Take graduate Maryam Delavar from Surrey. She was doing a masters degree in business studies when she joined a City wealth management firm as an intern. Miss Delavar, 28, was not offered a job at the end of her placement. When she asked why, she was told it was because she had not cleared away pizza boxes after an England World Cup match was watched in the office.
Or take Eleanor Goodwin. She was 21 when she graduated with a 2:1 in graphic design and photography from Kingston University last summer. She spent five months at a gallery in Central London.
‘I did very little except act as a gallery attendant working 10am to 6pm with no lunch break,’ she said. ‘It was five months wasted. To top it all, I asked for a reference after I left and they couldn’t even be bothered to reply to my numerous emails. Without a reference, I can’t even put it on my CV.’
Tales of bullying, humiliation and abuse abound
Another female graduate, who wished to remain anonymous, was also an intern at a London gallery.
‘I was supposed to be there for three months full-time, but only stuck it out for a month,’ she said. ‘They used their interns as free labour, not even paying travel expenses. The jobs I did included cleaning the kitchen, cleaning the gallery, painting the walls, and scrubbing the outside of the building.
‘I even had to travel around London collecting and dropping off deliveries — at my own expense! There was a time when I had to collect a huge, very heavy box and they refused to pay for a taxi, so I had to lug it from the other side of London on the Tube, putting my back out.’
Or take the young woman who posted this account on Interns Anonymous. She worked in the press office of a leading fashion designer.
‘I felt as if I was dirt on the floor. My work was never appreciated. We would have to work from 9am until late. I tried to leave no later than eight because my boyfriend was getting upset I was being taken advantage of.

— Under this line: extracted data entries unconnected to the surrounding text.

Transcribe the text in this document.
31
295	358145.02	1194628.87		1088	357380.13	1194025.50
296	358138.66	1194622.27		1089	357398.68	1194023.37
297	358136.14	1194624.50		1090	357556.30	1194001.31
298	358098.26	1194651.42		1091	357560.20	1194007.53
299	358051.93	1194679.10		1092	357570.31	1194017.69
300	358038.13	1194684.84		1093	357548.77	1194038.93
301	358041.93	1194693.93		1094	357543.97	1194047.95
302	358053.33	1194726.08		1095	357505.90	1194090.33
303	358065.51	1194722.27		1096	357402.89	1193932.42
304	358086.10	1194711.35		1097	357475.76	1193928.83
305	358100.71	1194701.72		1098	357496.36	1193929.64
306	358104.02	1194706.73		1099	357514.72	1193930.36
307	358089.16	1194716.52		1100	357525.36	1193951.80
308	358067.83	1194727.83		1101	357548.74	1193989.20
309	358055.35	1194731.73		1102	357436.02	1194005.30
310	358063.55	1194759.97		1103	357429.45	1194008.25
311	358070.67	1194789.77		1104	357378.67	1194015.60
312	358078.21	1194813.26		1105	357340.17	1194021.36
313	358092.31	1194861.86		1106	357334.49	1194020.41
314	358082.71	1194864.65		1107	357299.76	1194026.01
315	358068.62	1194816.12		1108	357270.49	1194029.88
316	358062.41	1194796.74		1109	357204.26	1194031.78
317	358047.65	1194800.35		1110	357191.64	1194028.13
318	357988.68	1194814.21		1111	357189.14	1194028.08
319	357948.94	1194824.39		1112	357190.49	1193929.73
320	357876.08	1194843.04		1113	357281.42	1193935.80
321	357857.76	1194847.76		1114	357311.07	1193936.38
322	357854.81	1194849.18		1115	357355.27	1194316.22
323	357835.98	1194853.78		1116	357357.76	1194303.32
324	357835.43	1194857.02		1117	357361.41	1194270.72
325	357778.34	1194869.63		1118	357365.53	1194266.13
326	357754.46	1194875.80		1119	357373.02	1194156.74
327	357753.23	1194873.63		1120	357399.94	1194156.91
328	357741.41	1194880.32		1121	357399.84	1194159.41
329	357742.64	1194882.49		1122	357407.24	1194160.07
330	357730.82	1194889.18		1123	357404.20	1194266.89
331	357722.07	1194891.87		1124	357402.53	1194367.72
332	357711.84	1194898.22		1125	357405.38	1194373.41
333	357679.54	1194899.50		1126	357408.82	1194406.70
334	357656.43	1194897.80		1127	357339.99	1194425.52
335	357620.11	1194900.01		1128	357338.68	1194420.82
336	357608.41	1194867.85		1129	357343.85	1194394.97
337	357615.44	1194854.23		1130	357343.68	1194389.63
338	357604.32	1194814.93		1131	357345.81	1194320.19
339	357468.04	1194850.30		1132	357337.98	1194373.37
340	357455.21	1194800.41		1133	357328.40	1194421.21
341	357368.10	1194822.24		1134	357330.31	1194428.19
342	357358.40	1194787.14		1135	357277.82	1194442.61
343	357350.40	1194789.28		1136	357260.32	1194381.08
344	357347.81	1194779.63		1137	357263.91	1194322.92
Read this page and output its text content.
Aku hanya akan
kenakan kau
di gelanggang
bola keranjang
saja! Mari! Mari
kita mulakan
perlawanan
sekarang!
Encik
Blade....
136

‘I know other interns who would work until midnight steaming clothes and mailing envelopes — unpaid — and they started at 9am. I eventually left after two weeks because I didn’t like the way they were treating me and other interns.’
Stella McCartney's intern: 'I felt as if I was dirt on the floor. My work was never appreciated. We would have to work from 9am until late. I tried to leave no later than eight because my boyfriend was getting upset I was being taken advantage of'
Guess whose press office she was referring to? It was Stella McCartney’s.

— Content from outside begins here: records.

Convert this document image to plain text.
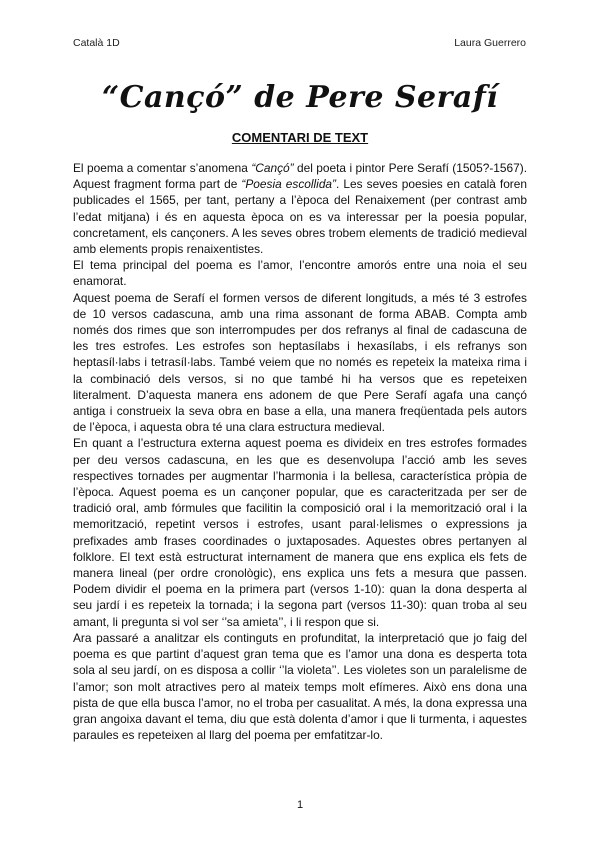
Català 1D	Laura Guerrero
“Cançó” de Pere Serafí
COMENTARI DE TEXT

El poema a comentar s’anomena “Cançó” del poeta i pintor Pere Serafí (1505?-1567). Aquest fragment forma part de “Poesia escollida”. Les seves poesies en català foren publicades el 1565, per tant, pertany a l’època del Renaixement (per contrast amb l’edat mitjana) i és en aquesta època on es va interessar per la poesia popular, concretament, els cançoners. A les seves obres trobem elements de tradició medieval amb elements propis renaixentistes.

El tema principal del poema es l’amor, l’encontre amorós entre una noia el seu enamorat.

Aquest poema de Serafí el formen versos de diferent longituds, a més té 3 estrofes de 10 versos cadascuna, amb una rima assonant de forma ABAB. Compta amb només dos rimes que son interrompudes per dos refranys al final de cadascuna de les tres estrofes. Les estrofes son heptasílabs i hexasílabs, i els refranys son heptasíl·labs i tetrasíl·labs. També veiem que no només es repeteix la mateixa rima i la combinació dels versos, si no que també hi ha versos que es repeteixen literalment. D’aquesta manera ens adonem de que Pere Serafí agafa una cançó antiga i construeix la seva obra en base a ella, una manera freqüentada pels autors de l’època, i aquesta obra té una clara estructura medieval.

En quant a l’estructura externa aquest poema es divideix en tres estrofes formades per deu versos cadascuna, en les que es desenvolupa l’acció amb les seves respectives tornades per augmentar l’harmonia i la bellesa, característica pròpia de l’època. Aquest poema es un cançoner popular, que es caracteritzada per ser de tradició oral, amb fórmules que facilitin la composició oral i la memorització oral i la memorització, repetint versos i estrofes, usant paral·lelismes o expressions ja prefixades amb frases coordinades o juxtaposades. Aquestes obres pertanyen al folklore. El text està estructurat internament de manera que ens explica els fets de manera lineal (per ordre cronològic), ens explica uns fets a mesura que passen. Podem dividir el poema en la primera part (versos 1-10): quan la dona desperta al seu jardí i es repeteix la tornada; i la segona part (versos 11-30): quan troba al seu amant, li pregunta si vol ser ‘’sa amieta’’, i li respon que si.

Ara passaré a analitzar els continguts en profunditat, la interpretació que jo faig del poema es que partint d’aquest gran tema que es l’amor una dona es desperta tota sola al seu jardí, on es disposa a collir ‘’la violeta’’. Les violetes son un paralelisme de l’amor; son molt atractives pero al mateix temps molt efímeres. Això ens dona una pista de que ella busca l’amor, no el troba per casualitat. A més, la dona expressa una gran angoixa davant el tema, diu que està dolenta d’amor i que li turmenta, i aquestes paraules es repeteixen al llarg del poema per emfatitzar-lo.

1
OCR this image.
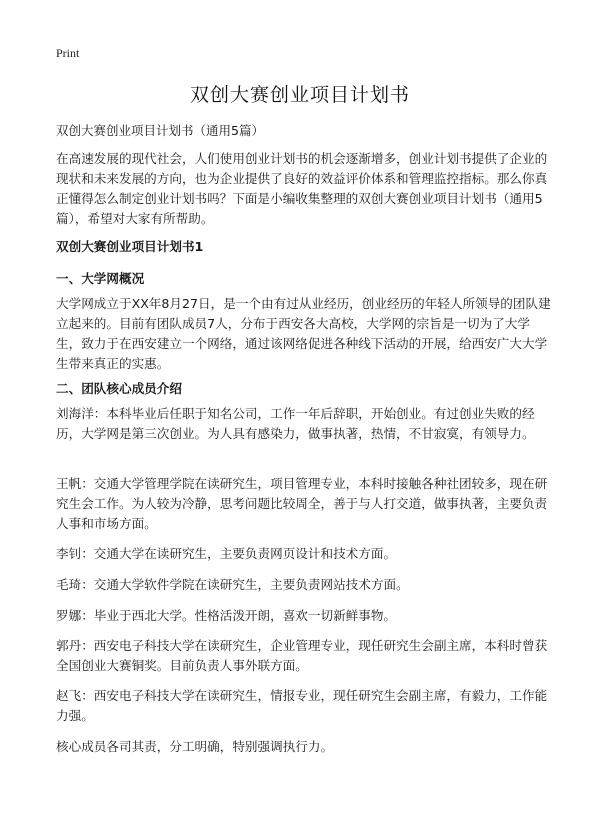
Print
双创大赛创业项目计划书
双创大赛创业项目计划书（通用5篇）

在高速发展的现代社会，人们使用创业计划书的机会逐渐增多，创业计划书提供了企业的现状和未来发展的方向，也为企业提供了良好的效益评价体系和管理监控指标。那么你真正懂得怎么制定创业计划书吗？下面是小编收集整理的双创大赛创业项目计划书（通用5篇），希望对大家有所帮助。

双创大赛创业项目计划书1
一、大学网概况

大学网成立于XX年8月27日，是一个由有过从业经历，创业经历的年轻人所领导的团队建立起来的。目前有团队成员7人，分布于西安各大高校，大学网的宗旨是一切为了大学生，致力于在西安建立一个网络，通过该网络促进各种线下活动的开展，给西安广大大学生带来真正的实惠。

二、团队核心成员介绍

刘海洋：本科毕业后任职于知名公司，工作一年后辞职，开始创业。有过创业失败的经历，大学网是第三次创业。为人具有感染力，做事执著，热情，不甘寂寞，有领导力。

王帆：交通大学管理学院在读研究生，项目管理专业，本科时接触各种社团较多，现在研究生会工作。为人较为冷静，思考问题比较周全，善于与人打交道，做事执著，主要负责人事和市场方面。

李钊：交通大学在读研究生，主要负责网页设计和技术方面。

毛琦：交通大学软件学院在读研究生，主要负责网站技术方面。

罗娜：毕业于西北大学。性格活泼开朗，喜欢一切新鲜事物。

郭丹：西安电子科技大学在读研究生，企业管理专业，现任研究生会副主席，本科时曾获全国创业大赛铜奖。目前负责人事外联方面。

赵飞：西安电子科技大学在读研究生，情报专业，现任研究生会副主席，有毅力，工作能力强。

核心成员各司其责，分工明确，特别强调执行力。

This is not the end of the story.
After her version of events was posted on Interns Anonymous, the administrators behind the website received a call from someone high up at Stella McCartney’s.
‘He told me he would make life very difficult for me at work, basically insinuating he would try to get me sacked from my job in PR,’ said one of the administrators. ‘I didn’t want to get sued, so I took down the post.

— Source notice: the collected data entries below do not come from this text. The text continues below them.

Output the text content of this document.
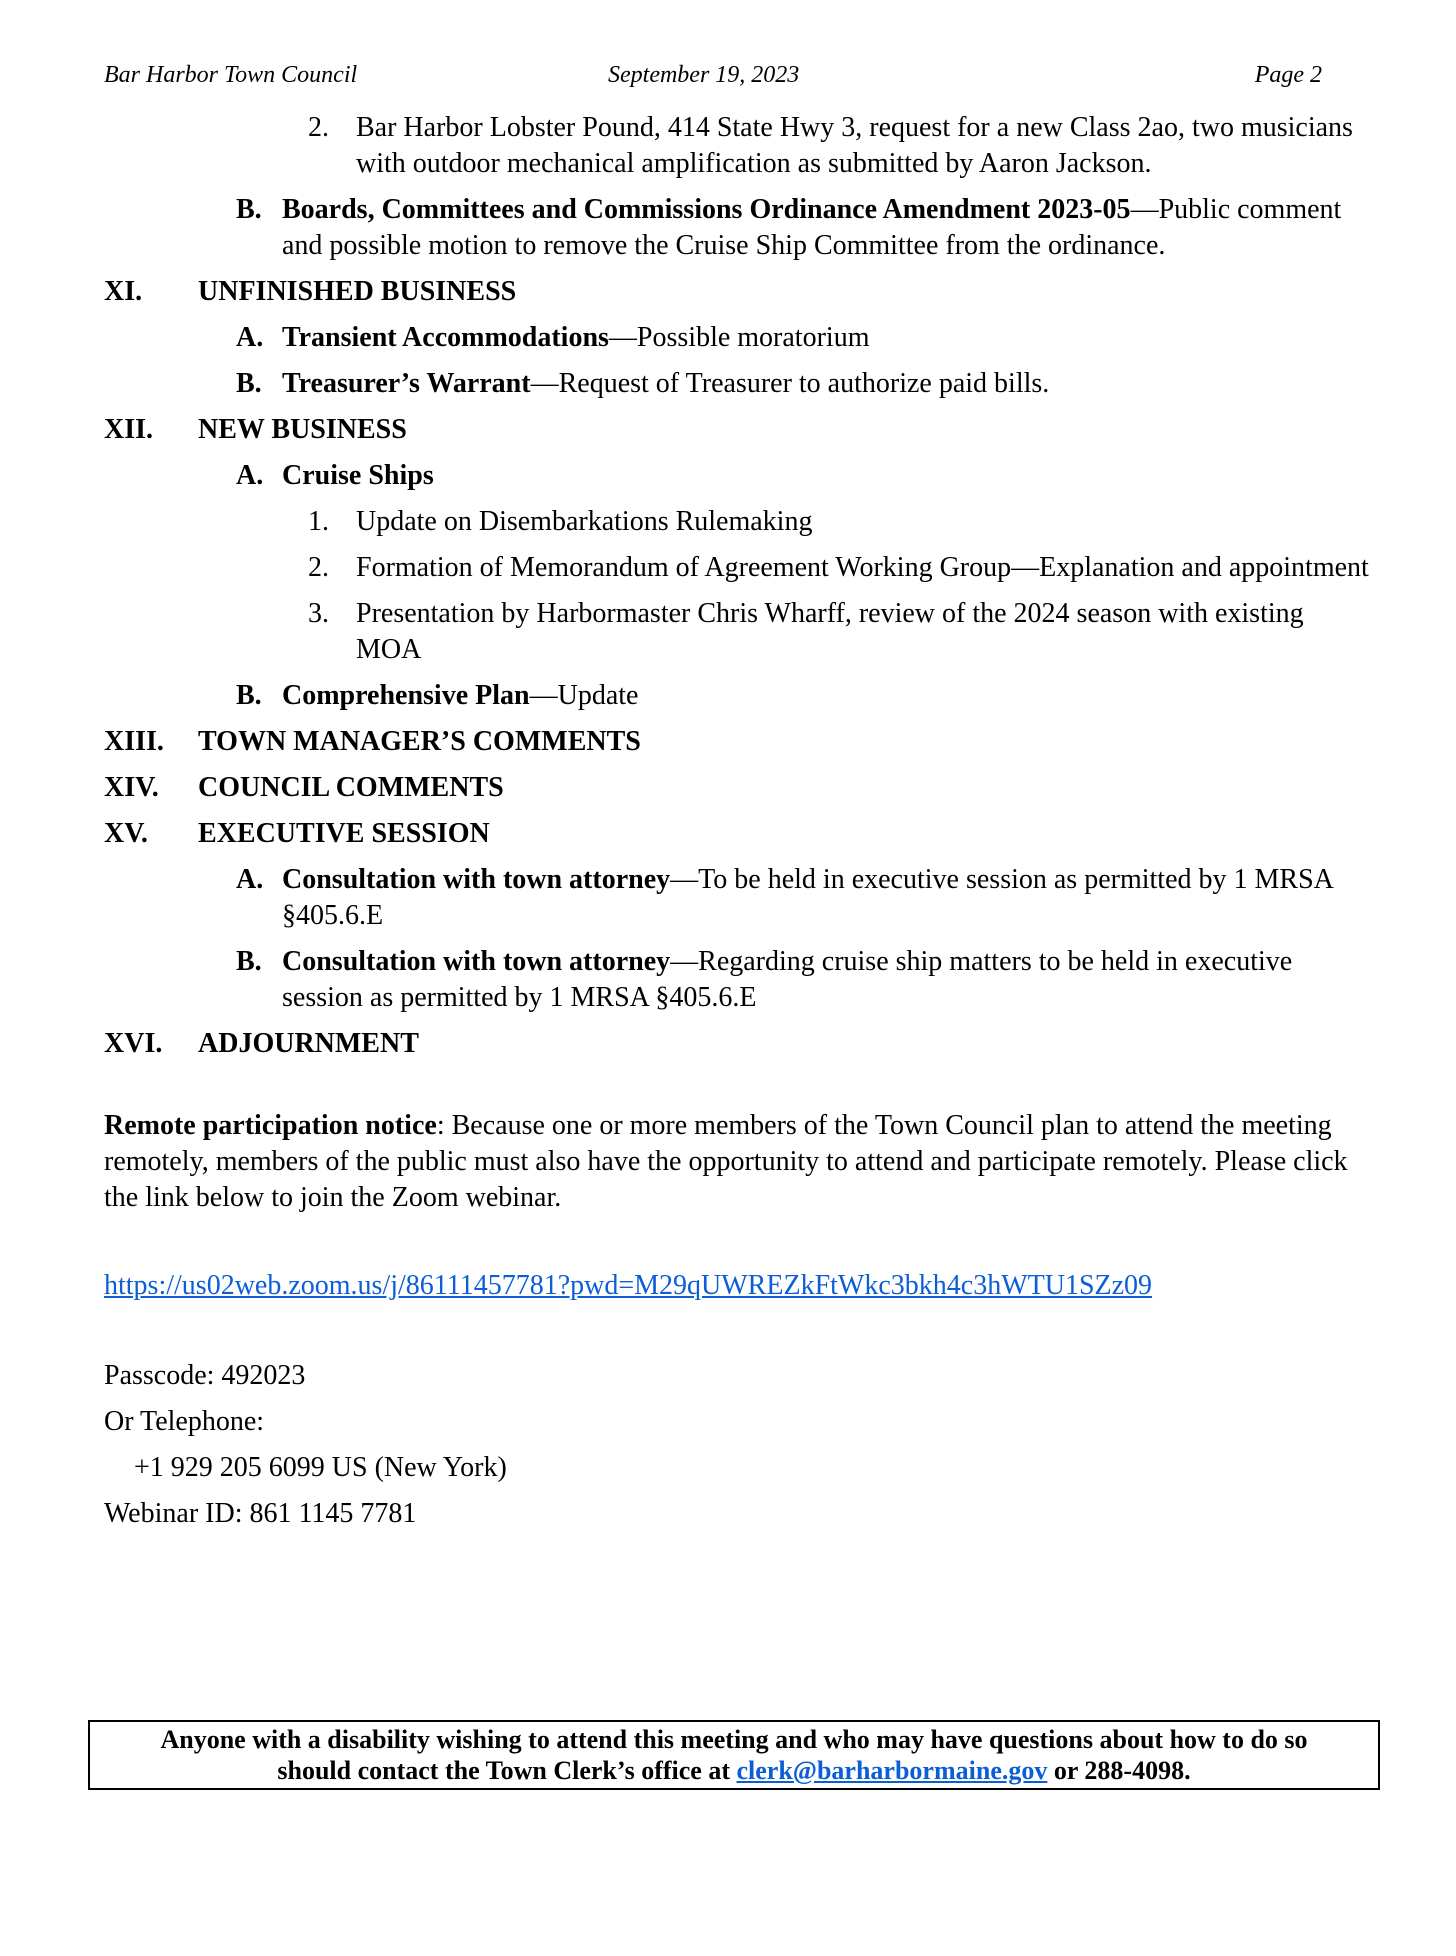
Bar Harbor Town Council	September 19, 2023	Page 2
2. Bar Harbor Lobster Pound, 414 State Hwy 3, request for a new Class 2ao, two musicians with outdoor mechanical amplification as submitted by Aaron Jackson.
B. Boards, Committees and Commissions Ordinance Amendment 2023-05—Public comment and possible motion to remove the Cruise Ship Committee from the ordinance.
XI. UNFINISHED BUSINESS
A. Transient Accommodations—Possible moratorium
B. Treasurer’s Warrant—Request of Treasurer to authorize paid bills.
XII. NEW BUSINESS
A. Cruise Ships
1. Update on Disembarkations Rulemaking
2. Formation of Memorandum of Agreement Working Group—Explanation and appointment
3. Presentation by Harbormaster Chris Wharff, review of the 2024 season with existing MOA
B. Comprehensive Plan—Update
XIII. TOWN MANAGER’S COMMENTS
XIV. COUNCIL COMMENTS
XV. EXECUTIVE SESSION
A. Consultation with town attorney—To be held in executive session as permitted by 1 MRSA §405.6.E
B. Consultation with town attorney—Regarding cruise ship matters to be held in executive session as permitted by 1 MRSA §405.6.E
XVI. ADJOURNMENT
Remote participation notice: Because one or more members of the Town Council plan to attend the meeting remotely, members of the public must also have the opportunity to attend and participate remotely. Please click the link below to join the Zoom webinar.
https://us02web.zoom.us/j/86111457781?pwd=M29qUWREZkFtWkc3bkh4c3hWTU1SZz09
Passcode: 492023
Or Telephone:
+1 929 205 6099 US (New York)
Webinar ID: 861 1145 7781
Anyone with a disability wishing to attend this meeting and who may have questions about how to do so
should contact the Town Clerk’s office at clerk@barharbormaine.gov or 288-4098.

‘Then he started making threats to everyone who had “re-tweeted” the story on Twitter. I got emails that night from all sorts of people saying they had got random phone calls and emails laced with legal threats.’
A spokesperson denied badly treating interns and said that out of the six permanent positions made available in the past year, five had been filled by interns, who were still ‘fully employed’ with the company.
‘Unfortunately, I guess it didn’t work out with that particular intern who stayed for less than two weeks last autumn,’ said the spokesperson.
The graduate at the centre of the controversy also received a call from someone in the company that reduced her to tears.
‘I was unpaid and exploited,’ she said. ‘Slave labour should have ended in the 1800s. Unfortunately it didn’t.
A view shared by too many interns to dismiss.